The moral dilemma that "The Bourne Identity" presents emerges when the hero discovers his true identity as a CIA assassin. Part of an elite, rogue team of killers stationed in cities around the world, Bourne is marked for death by the agency after failing in his mission to assassinate a former African dictator. The stirrings of Bourne's conscience don't resonate as deep as they seem intended to, but they aren't easily sloughed off, either. With a PG-13 rating, "The Bourne Identity" isn't particularly explicit, though the violence is nasty. The nastiness is the point. If the violence doesn't have the visceral shock or moral complications of the violence in a De Palma or a Peckinpah film, neither is it put on the screen to thrill us. Without lingering sadistically on anything, Liman does something that's become rare in commercial movies: He associates violence with pain. When a man falls down a flight of stairs we see his head bumping the steps. When a cop flips off his motorcycle during a chase, we see him sliding along the pavement.

You don't cheer Bourne dispatching the CIA hit men sent after him. Damon makes you feel Bourne's revulsion at what he has to do. And Potente's presence reinforces that revulsion. She's seeing death and killing up close for the first time, and it rattles her. (After her first violent encounter, she throws up. That bit of puke is a sign of the movie's integrity.) The screenwriters don't provide the reasons the CIA wanted that African politician dead. In the movie's scheme, whatever those reasons are, they pale beside the cold, premeditated taking of human life.

The story slows down whenever the action switches to Langley, where Bourne's CIA handler (Chris Cooper, proving you should never trust a man who wears short-sleeved dress shirts) and his wonks try to ferret out their killer on the loose. But Liman uses the insulation of their airless techno bunker, with its computers and phone lines, as an effective contrast to the gorgeous, wintry Paris and Prague (standing in for Zurich) through which Damon and Potente skitter. Shot by Oliver Wood, the movie imparts an Old World chill that emphasizes the warmth of the two young leads.

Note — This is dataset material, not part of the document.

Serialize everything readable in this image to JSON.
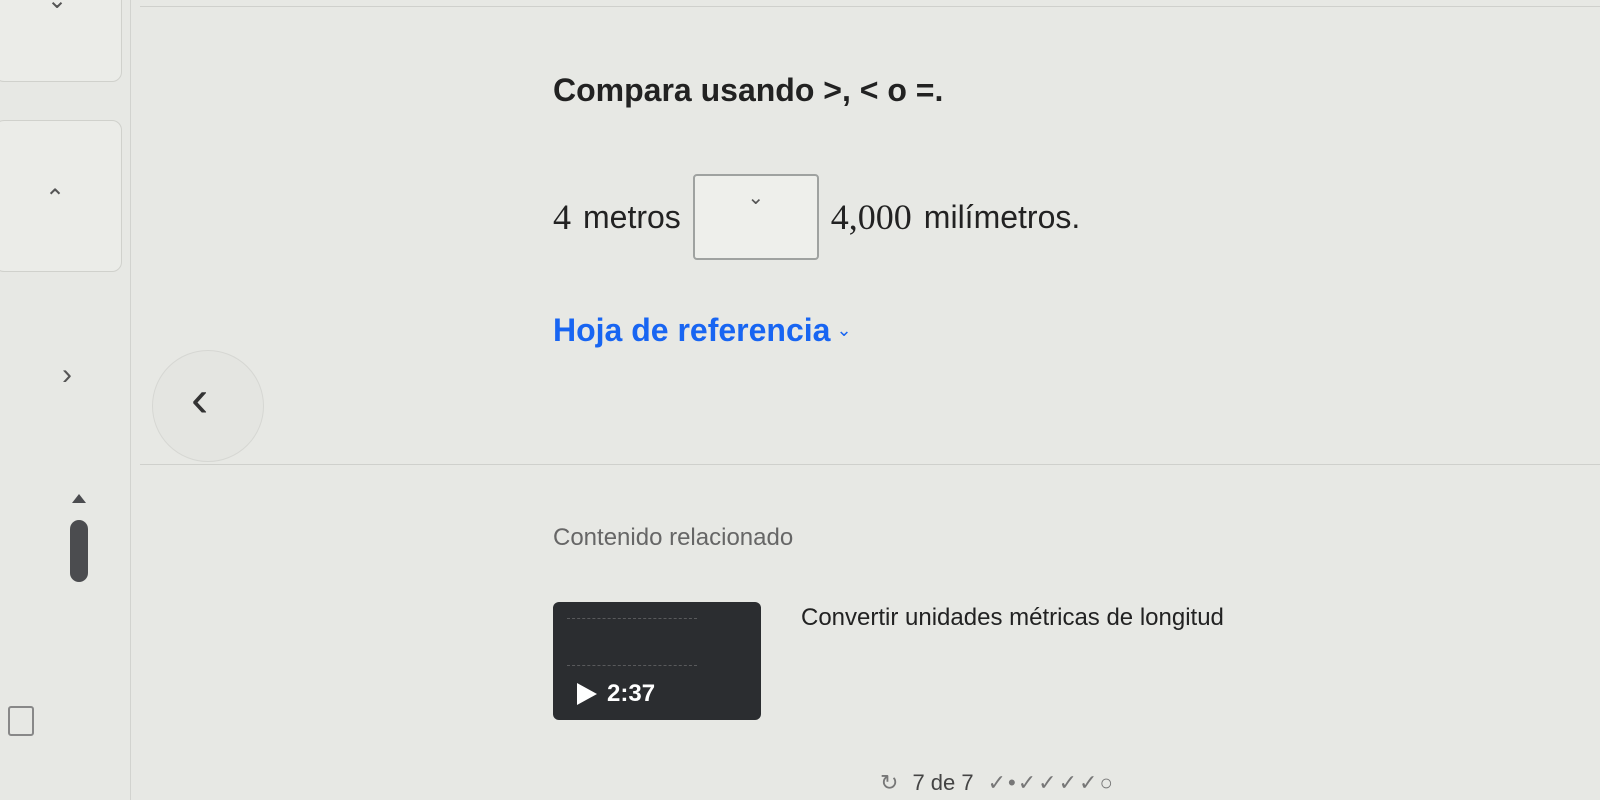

This may be Damon's bid to become a viable action star. Likable as he is, there's still something a trifle blocked about him, a touch of callowness that keeps Bourne's moral predicament from having the urgency it should. Which is not to say he's not sympathetic, just that he seems more kid than hardened pro. But you only have to contrast this performance with the generalized, directionless intensity Tom Cruise brings to his action roles to appreciate that Damon has chosen to play a human being instead of an action figure. His finest moments are near the beginning, when the still-amnesiac Bourne is rousted by two cops while sleeping on a Zurich park bench. He registers surprise when he finds he's able to answer them in German and there's a hair-trigger pause in the seconds before he realizes he has the fighting skills to disarm them that makes the swiftness of his subsequent action both funny and startling.


"The Bourne Identity"

Directed by Doug Liman

Starring Matt Damon, Franka Potente, Clive Owen, Chris Cooper, Julia Stiles

Liman serves the supporting actors less well than his leads. He wastes Brian Cox, grim and official as a CIA muck-a-muck, and Julia Stiles, whose role consists almost entirely of sitting in a room in Paris monitoring computers and answering phones. The most preternaturally composed young actress in the movies, Stiles makes you believe she has the sand and the steady nerves for undercover work. But the one shot of her out of her office, at a secret nighttime meeting on a Paris street, makes you long for what she could have done. In her beret and overcoat she looks as if she's stepped out of some wartime espionage romance. (If they ever get around to filming any of Alan Furst's World War II-era spy novels, they could do worse than to look at that shot of Stiles.)

As one of the assassins sent after Bourne, Clive Owen is very nearly similarly wasted, though his eventual encounter with Damon makes you understand exactly why he took this small role. Owen effortlessly captures what the movie strains to convey: a spy's moral queasiness with his work. It's one of those small, brilliantly acted moments that linger in the memory.

I hope that the qualified praise I've given "The Bourne Identity" doesn't make me sound ungrateful for the pleasure it gave me. Liman manages a certain tough-mindedness here without giving in to cynicism or hopelessness. (The movie's sunny final scene feels earned.) And he shows an awareness of craft and narrative cohesion that makes me hope he continues to develop those qualities, which mainstream Hollywood filmmaking so desperately needs. The old question of how you make spy movies or write spy thrillers after the end of the Cold War has now been replaced by the question of how you make them after Sept. 11. "The Bourne Identity" invokes a different kind of nostalgia: the memory of what it's like to go to a Hollywood movie and be treated with decency.